Lorsque tous les spectateurs ont pris place sous le chapiteau et que le parquet a été balayé une dernière fois pour éviter tout accident, il entre seul en scène, une guitare à la main. Ses longs favoris et sa boucle d'oreille lui donnent un petit air manouche. Mais sa guitare, il la dépose et la dresse, droite, sur le sol, manche vers le haut. Et -sous les yeux ébahis- il grimpe sur ses minces épaules de bois. Bientôt ils sont deux, puis trois, quatre, cinq: quatre hommes et une femme perchés sur ces instruments que jamais on n'aurait crûs aussi robustes. Et ce n'est que le début, car les guitares, dans Les Dodos des Français du P'tit Cirk, vont en voir de toutes les couleurs, révélant leurs possibilités insoupçonnées de supports de prouesses circassiennes. Lancées, empilées, escaladées, suspendues, déglinguées, écroulées, à l'envers et à l'endroit, déguisées en trompette, se transformant en avion, en cheval, en parachute ou en obstacles à franchir: les six-cordes constituent le fil rouge de ce spectacle où la virtuosité acrobatique n'oublie jamais de laisser de l'espace à un subtil sens clownesque. Toutes générations confondues, souffles coupés et francs éclats de rires alternent dans le public à un rythme enlevé, jusqu'à l'épatant numéro final de portique coréen.

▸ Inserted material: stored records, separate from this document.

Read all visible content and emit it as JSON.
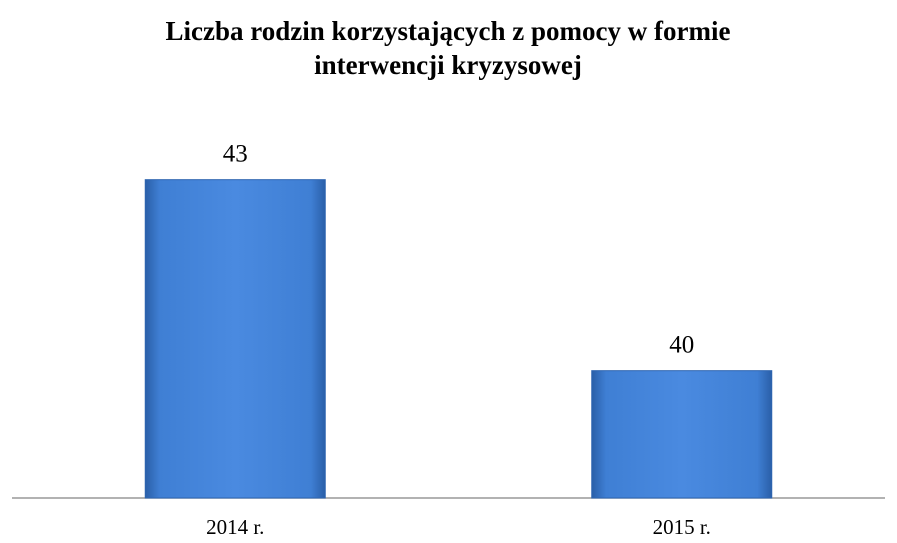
{
  "chart_data": {
    "type": "bar",
    "title": "Liczba rodzin korzystających z pomocy w formie interwencji kryzysowej",
    "categories": [
      "2014 r.",
      "2015 r."
    ],
    "values": [
      43,
      40
    ],
    "color": "#3f7fd4",
    "ylim": [
      38,
      44
    ]
  }
}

Sans esbroufe mais avec une vraie complicité, ces cinq-là (Alice Barraud, Pablo Escobar, Basile Forest, Louison Lelarge et Charly Sanchez) proposent un spectacle de nouveau cirque inventif et bien balancé où la musique occupe aussi une place de choix. Un petit bonheur.

Prochains rendez-vous pour lesquels il sera bon de se ruer à Marchin: Les Quatre Fils Aymon des Royales Marionnettes, le 21 décembre, et Strach-A Fear Song, écrit et mis en scène par Patrick Masset, élu meilleur spectacle de cirque aux derniers Prix de la Critique, du 8 au 10 mai.

Latitude 50, pôle des arts du cirque et de la rue à Marchin, www.latitude50.be

Les Dodos reviendront en Belgique en 2019, en mai au festival Cirkl à Leuven et en juin au festival Perplx à Courtrai.